On April 15, 2013, Gillian sustained severe leg injuries from the bombings at the Boston Marathon that struck both runners and spectators on Boylston Street. Her doctors were initially unsure whether she would regain the ability to walk on her own and be able to arrive for the start of the fall semester at Penn.

But after treatment from doctors in Boston and a nurturing environment fostered by the Penn community, Gillian can walk — with occasional pain — and is getting ready to cap off her first year at college.

“My main goal was to get to college and once I did, my next goal was to have the typical freshman experience,” Gillian, now a College freshman, said. “I did not want to let my injury prevent me from participating in any of the activities that Penn has to offer.”

Last year, Gillian was standing near the finish line of the marathon, cheering on her sister, Danielle, who was just about to complete the last mile. Suddenly, the first blast went off and Gillian and her parents, Steven and Audrey Epstein Reny, were injured.

Gillian’s parents’ injuries were minor in comparison to the wounds that she received — there was a deep gash on her left leg and her right leg was severely damaged. At first, medical staff at Brigham and Women’s Hospital in Boston thought that Gillian’s right leg would have to be amputated. After a series of surgeries, however, both of her legs were saved.
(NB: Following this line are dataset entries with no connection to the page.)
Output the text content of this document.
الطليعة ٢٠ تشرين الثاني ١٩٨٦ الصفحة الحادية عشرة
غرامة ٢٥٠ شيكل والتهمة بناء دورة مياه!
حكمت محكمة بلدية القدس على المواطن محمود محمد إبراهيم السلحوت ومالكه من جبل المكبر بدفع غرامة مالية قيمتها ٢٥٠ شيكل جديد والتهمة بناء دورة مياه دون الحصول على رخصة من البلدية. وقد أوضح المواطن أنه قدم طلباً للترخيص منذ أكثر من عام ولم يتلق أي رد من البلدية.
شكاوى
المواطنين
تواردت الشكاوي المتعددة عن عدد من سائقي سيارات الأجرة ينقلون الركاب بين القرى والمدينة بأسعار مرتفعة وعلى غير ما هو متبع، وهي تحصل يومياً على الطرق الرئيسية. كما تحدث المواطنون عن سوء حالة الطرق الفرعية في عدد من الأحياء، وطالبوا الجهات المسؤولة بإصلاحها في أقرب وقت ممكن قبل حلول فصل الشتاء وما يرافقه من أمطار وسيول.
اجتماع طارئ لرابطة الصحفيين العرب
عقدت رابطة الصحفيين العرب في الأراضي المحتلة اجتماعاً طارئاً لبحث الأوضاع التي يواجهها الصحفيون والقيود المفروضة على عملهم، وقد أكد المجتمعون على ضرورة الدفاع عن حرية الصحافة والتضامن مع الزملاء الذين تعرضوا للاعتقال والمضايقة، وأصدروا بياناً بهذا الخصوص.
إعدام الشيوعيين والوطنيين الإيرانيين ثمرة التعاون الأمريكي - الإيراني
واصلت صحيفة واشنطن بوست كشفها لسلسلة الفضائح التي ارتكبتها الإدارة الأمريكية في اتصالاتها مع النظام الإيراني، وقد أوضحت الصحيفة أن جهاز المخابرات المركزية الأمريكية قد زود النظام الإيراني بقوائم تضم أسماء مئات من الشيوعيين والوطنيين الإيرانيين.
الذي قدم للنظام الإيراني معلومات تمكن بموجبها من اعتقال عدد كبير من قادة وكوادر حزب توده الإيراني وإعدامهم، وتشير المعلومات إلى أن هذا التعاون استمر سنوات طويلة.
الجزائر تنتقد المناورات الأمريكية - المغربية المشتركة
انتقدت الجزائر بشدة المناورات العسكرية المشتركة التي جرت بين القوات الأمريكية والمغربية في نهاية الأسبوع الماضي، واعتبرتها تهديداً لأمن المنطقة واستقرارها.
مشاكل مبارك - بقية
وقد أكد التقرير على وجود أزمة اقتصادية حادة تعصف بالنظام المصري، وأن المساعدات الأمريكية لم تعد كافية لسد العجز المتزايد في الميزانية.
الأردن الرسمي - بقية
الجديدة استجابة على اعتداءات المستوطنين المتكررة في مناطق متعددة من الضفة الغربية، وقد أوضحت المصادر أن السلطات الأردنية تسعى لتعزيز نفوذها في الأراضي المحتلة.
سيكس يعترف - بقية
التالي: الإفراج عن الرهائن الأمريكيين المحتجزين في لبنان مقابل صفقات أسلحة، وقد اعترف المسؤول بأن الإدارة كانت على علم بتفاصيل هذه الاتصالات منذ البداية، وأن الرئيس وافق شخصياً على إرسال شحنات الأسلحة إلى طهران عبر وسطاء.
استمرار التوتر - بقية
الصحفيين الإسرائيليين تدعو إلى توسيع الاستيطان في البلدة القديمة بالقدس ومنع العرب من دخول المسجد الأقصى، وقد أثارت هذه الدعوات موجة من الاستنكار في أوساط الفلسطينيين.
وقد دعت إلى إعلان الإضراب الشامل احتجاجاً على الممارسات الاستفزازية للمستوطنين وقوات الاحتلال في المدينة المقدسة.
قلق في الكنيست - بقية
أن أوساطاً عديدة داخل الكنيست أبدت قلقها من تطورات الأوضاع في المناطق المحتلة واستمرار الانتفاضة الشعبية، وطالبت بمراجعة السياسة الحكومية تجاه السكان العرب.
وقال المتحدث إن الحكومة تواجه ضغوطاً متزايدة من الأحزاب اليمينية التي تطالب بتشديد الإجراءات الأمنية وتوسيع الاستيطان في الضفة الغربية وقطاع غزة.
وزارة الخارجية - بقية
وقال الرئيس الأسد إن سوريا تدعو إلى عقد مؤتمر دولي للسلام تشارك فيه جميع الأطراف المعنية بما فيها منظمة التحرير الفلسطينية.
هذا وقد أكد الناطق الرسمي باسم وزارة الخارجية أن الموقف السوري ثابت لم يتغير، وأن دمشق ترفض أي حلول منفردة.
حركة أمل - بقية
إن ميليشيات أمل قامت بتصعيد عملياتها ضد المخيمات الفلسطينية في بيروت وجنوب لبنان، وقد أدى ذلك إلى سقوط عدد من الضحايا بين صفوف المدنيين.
Though Gillian’s first few months at Penn were a challenge as she kept up with an intensive physical therapy schedule, Gillian made a home for herself at college by the start of the spring semester, becoming involved with tutoring in West Philadelphia, the Ronald McDonald House charity and the Delta Delta Delta sorority.

“Penn was incredible,” Gillian said. “Everyone at the University really made [the transition] possible for me.”

Gillian, Audrey — a 1986 College graduate — and Steven — a 1987 Wharton graduate — worked closely with Student Health Services and the Office of the Vice Provost for University Life to create a schedule that would allow Gillian to balance her coursework with her continued recovery.

Throughout the semester, a case manager from Student Intervention Services checked in with Gillian to see how she was progressing at Penn. The Office of Student Disabilities Services also worked with her to make sure that she didn’t have long walks between buildings where her courses were located.

“We found a whole community of faculty and administrators at Penn who were very compassionate and welcoming in working together to make sure that Gillian had a very normal start,” said Audrey, a former Daily Pennsylvanian staffer. “They made such a big university feel really personalized.”

Over the last few months, Gillian has found a way to give back to those who made her recovery possible. Inspired by the expert medical treatment that she was given at Brigham and Women’s Hospital, Gillian and her family created the Stepping Strong Fund, a charity that raises money for clinical programs and research related to bone and skin regeneration and treating limb-related injuries. The charity will fund some of the projects being carried out by doctors and nurses who were involved with Gillian’s surgeries.

“We knew pretty quickly that we were interested in supporting Gillian’s caregivers, ” Audrey explained. “With the fund, we hope to help people who have injuries similar to those that Gillian had, but also will be helping many types of limb injuries from different contexts.”

This year, Audrey, Steven, Danielle and some of Gillian’s doctors plan to run the Boston Marathon in honor of her, and to raise money for the Stepping Strong Fund.

Gillian’s progress has exceeded her original expectations.

“I think that with my recovery, there have been a lot of uncertainties, and I never predicted that I would come so far in just a year,” Gillian said. “I’m so grateful to have had so many supporters and so many people rooting for me.”